Em 2027, o próprio governo admite a possibilidade de paralisação do Estado, sem recursos para investimentos, ações importantes e despesas básicas, o que exigiria uma mudança no arcabouço fiscal.
Propostas de especialistas e do Banco Mundial
A economista Zeina Latif, sócia da Gibraltar Consulting, afirmou em maio que o governo deveria ter adotado medidas mais agressivas de contenção de despesas obrigatórias desde o início do mandato.
Bruno Funchal, CEO da Bradesco Asset Management e ex-secretário do Tesouro Nacional, declarou que a principal reforma fiscal necessária é a redução dos gastos obrigatórios para trazer previsibilidade às despesas e ao endividamento público.
Um estudo do Banco Mundial sugere um conjunto de propostas para as contas públicas voltarem ao azul, conter o endividamento e reduzir juros, além de promover uma agenda ambiental.
Medidas sugeridas pelo Banco Mundial incluem:
- Desvincular despesas obrigatórias de aumentos de receita e salário mínimo: Isso faria com que benefícios assistenciais e previdenciários crescessem menos que o salário mínimo, reduzindo gastos públicos.
- Desvincular despesas de saúde e educação da arrecadação: Gastos mínimos nesses setores não subiriam mais conforme a arrecadação, o que poderia gerar perdas bilionárias.
- Reforma administrativa: Proposta inclui redução de 20% nos salários iniciais, prazos maiores para progressão na carreira, ajustes em contratações e salários de servidores (apenas inflação), e redução do número de carreiras.
- Nova reforma da previdência e assistência social: Sugere valor mínimo de aposentadoria proporcional ao tempo de contribuição, valor inferior para o BPC, consolidação do BPC com pensões rurais e eliminação de diferenças na idade de aposentadoria.
- Maior fiscalização do Bolsa Família: Para evitar que moradores do mesmo domicílio recebam múltiplos benefícios.
- Reforma do seguro-desemprego e abono salarial: Uso de contas do FGTS para assistência ao desemprego e direcionamento do abono salarial para famílias de baixa renda.
- Ampliar a base de contribuintes do Imposto de Renda: O contrário da proposta do governo de isentar até R$ 5 mil. Sugere reduzir isenções para os mais ricos, taxar lucros e dividendos, e aumentar a alíquota para rendas mais altas.
Aumento na conta de luz
O Congresso Nacional também pode impactar o consumidor com o aumento do custo da conta de luz. Na semana passada, o Legislativo derrubou parte dos vetos presidenciais a um projeto que visava estimular a geração de energia eólica offshore.

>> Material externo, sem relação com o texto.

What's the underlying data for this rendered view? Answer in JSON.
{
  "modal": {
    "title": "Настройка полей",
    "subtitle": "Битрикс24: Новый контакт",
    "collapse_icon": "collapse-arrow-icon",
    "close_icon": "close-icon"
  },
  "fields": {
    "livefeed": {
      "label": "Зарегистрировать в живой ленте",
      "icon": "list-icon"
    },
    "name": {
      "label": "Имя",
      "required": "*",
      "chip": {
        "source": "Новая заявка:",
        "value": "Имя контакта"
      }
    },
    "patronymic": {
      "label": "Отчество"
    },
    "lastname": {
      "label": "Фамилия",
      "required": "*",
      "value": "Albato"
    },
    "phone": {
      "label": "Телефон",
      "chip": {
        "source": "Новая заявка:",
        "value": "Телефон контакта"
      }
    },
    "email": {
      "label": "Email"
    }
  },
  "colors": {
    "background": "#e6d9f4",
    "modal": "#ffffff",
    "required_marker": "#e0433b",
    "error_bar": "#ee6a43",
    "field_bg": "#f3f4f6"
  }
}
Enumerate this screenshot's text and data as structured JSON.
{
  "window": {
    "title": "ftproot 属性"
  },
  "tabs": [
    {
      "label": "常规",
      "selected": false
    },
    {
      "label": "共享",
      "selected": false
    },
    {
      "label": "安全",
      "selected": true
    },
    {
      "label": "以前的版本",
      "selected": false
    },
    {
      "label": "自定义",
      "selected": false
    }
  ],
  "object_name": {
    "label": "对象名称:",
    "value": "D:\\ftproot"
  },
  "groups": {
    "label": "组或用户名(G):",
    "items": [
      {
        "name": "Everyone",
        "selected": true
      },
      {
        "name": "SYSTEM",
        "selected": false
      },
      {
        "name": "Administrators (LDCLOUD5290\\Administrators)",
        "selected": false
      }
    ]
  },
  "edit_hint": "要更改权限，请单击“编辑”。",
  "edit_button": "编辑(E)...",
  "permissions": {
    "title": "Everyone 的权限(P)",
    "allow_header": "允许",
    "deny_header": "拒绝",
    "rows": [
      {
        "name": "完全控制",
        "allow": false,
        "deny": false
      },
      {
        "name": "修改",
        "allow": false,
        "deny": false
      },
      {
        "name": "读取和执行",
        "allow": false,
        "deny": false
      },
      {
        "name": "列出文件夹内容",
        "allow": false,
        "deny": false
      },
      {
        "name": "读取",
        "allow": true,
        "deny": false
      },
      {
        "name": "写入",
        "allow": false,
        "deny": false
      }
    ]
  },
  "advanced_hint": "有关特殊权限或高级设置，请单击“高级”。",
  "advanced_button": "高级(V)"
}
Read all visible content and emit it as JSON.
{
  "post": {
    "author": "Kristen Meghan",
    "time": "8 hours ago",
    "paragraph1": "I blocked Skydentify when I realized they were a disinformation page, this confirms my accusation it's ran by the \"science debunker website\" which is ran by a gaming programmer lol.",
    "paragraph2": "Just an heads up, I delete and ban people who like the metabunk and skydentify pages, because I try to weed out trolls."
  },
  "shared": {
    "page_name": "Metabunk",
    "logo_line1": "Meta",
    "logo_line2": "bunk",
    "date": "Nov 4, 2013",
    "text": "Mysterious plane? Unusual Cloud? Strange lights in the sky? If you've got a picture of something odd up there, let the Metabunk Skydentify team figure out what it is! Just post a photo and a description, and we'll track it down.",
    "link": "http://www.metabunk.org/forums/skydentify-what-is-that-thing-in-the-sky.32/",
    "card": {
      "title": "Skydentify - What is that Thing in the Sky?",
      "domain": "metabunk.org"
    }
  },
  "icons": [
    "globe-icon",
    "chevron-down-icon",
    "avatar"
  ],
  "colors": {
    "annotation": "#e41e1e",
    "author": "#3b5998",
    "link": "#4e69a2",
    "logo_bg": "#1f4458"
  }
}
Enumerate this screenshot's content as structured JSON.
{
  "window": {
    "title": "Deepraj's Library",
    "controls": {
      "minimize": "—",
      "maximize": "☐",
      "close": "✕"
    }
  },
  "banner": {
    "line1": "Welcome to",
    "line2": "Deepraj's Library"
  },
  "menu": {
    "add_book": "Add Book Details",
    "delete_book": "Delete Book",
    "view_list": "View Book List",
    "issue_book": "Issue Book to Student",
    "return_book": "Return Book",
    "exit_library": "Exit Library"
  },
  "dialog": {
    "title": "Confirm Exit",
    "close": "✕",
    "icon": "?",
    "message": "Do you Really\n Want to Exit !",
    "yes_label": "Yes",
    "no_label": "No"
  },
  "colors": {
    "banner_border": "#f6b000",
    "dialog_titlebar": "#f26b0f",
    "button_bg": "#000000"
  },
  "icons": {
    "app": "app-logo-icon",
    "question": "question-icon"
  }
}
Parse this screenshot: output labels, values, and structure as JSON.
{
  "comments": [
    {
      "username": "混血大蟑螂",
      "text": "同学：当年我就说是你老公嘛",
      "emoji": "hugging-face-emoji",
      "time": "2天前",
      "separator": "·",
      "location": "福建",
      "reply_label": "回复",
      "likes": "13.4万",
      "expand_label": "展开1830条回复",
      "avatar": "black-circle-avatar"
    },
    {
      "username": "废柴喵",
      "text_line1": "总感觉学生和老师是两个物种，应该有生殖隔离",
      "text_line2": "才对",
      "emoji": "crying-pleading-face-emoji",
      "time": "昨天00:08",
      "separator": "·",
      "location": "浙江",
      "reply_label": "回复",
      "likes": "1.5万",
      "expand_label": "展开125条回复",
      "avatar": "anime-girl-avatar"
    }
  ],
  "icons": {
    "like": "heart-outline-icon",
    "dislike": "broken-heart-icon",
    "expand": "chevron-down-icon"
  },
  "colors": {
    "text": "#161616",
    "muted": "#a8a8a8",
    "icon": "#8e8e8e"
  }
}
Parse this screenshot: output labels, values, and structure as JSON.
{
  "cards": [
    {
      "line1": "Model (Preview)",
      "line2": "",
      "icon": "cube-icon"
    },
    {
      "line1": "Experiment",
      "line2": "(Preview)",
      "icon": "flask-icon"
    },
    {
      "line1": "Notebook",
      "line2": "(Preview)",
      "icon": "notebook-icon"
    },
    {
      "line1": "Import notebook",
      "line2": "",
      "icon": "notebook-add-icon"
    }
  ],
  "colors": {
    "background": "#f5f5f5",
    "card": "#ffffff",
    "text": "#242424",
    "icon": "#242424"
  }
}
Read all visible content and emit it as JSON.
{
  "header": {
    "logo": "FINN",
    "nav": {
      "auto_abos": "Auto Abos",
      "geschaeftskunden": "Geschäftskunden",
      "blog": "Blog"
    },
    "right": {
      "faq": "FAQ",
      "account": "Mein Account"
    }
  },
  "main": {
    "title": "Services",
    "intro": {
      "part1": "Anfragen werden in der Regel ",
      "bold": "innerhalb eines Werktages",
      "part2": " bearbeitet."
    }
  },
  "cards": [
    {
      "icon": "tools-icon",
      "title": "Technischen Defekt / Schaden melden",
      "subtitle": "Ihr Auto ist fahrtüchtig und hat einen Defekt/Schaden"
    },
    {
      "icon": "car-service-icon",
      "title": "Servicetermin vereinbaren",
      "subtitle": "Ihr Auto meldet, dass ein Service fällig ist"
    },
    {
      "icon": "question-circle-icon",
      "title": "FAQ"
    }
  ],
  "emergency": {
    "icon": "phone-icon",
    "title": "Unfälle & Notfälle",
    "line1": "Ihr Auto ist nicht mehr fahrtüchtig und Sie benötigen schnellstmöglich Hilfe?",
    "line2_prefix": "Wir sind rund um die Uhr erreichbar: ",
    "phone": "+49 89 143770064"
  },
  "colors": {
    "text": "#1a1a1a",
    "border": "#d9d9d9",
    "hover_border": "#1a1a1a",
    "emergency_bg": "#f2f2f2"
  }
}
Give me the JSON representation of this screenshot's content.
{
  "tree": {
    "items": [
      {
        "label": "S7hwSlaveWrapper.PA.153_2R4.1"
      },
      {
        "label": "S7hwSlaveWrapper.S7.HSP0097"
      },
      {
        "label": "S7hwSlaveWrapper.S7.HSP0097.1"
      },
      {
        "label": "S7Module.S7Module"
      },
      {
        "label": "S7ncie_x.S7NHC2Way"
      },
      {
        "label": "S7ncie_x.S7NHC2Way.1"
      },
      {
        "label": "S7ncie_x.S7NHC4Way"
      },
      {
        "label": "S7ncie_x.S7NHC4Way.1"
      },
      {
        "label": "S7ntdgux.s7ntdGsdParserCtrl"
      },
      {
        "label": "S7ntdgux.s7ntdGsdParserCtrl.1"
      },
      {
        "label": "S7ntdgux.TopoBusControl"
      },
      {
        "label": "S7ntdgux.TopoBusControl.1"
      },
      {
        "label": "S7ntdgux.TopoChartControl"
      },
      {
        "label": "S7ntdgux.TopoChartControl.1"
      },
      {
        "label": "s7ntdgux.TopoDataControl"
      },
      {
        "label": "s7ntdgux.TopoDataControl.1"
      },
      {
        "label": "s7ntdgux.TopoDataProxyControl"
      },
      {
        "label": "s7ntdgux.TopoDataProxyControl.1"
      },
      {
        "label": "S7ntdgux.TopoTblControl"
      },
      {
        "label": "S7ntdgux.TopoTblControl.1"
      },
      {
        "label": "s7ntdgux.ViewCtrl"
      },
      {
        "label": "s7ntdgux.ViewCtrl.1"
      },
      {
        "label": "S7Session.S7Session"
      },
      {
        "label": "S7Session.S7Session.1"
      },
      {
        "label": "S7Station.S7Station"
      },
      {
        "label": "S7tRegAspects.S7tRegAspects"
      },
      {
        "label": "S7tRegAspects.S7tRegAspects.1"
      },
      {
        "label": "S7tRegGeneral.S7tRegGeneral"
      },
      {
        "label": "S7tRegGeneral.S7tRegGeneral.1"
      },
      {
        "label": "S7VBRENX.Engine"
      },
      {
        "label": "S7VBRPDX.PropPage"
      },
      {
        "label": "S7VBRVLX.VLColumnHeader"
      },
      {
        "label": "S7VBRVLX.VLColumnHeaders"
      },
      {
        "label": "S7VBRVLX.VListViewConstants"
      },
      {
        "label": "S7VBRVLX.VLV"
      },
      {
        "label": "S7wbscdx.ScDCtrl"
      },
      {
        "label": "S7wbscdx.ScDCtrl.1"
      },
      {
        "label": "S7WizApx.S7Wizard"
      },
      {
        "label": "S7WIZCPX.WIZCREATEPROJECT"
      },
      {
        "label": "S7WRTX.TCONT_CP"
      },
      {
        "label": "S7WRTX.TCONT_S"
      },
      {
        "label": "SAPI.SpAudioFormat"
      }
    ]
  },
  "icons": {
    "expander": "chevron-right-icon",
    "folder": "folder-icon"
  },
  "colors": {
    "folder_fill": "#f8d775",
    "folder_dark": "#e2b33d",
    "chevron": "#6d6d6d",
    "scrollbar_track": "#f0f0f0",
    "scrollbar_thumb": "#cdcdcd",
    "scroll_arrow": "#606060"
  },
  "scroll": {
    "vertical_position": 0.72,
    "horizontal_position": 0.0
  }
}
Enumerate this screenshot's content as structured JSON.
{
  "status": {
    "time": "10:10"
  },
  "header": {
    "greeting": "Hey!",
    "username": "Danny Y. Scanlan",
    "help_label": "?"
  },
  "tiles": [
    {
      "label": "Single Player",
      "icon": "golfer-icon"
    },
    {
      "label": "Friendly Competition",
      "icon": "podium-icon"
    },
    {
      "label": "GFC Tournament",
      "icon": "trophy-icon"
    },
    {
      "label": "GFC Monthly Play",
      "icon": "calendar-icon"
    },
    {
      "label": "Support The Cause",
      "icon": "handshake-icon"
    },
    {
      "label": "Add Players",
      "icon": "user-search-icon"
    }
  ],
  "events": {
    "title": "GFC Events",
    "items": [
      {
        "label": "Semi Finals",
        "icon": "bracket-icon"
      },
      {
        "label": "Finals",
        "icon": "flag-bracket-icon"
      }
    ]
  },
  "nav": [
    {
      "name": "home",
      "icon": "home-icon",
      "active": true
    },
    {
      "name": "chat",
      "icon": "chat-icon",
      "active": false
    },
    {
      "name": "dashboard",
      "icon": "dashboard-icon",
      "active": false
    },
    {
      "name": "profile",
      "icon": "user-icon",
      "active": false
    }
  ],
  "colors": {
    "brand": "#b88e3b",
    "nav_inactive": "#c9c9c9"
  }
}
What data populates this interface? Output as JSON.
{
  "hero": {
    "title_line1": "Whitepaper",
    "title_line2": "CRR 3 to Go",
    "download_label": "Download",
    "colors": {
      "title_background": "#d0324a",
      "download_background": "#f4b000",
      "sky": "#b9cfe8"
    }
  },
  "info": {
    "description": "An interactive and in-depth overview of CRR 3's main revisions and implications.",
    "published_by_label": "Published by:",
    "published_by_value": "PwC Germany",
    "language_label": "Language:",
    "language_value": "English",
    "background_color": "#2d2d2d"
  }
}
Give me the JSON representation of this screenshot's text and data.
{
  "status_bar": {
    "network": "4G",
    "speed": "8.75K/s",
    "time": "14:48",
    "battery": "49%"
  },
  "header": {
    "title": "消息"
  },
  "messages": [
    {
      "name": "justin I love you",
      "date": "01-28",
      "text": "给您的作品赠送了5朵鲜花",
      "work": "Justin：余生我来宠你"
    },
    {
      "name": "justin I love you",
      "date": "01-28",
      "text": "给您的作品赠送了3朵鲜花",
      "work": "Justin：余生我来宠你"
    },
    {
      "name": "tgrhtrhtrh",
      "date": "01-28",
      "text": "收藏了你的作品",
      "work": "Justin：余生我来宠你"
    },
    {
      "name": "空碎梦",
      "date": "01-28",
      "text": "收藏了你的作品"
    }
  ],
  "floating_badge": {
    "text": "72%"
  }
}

A derrubada de vetos em “jabutis elétricos” (artigos sem relação com o tema original da lei inseridos durante a tramitação) será repassada para a conta de luz.
Estimativas do setor elétrico indicam um aumento de 3,5% na conta de luz para os consumidores, com um custo total de R$ 195 bilhões até 2050. A equipe técnica do governo calcula um valor ainda maior, de R$ 525 bilhões.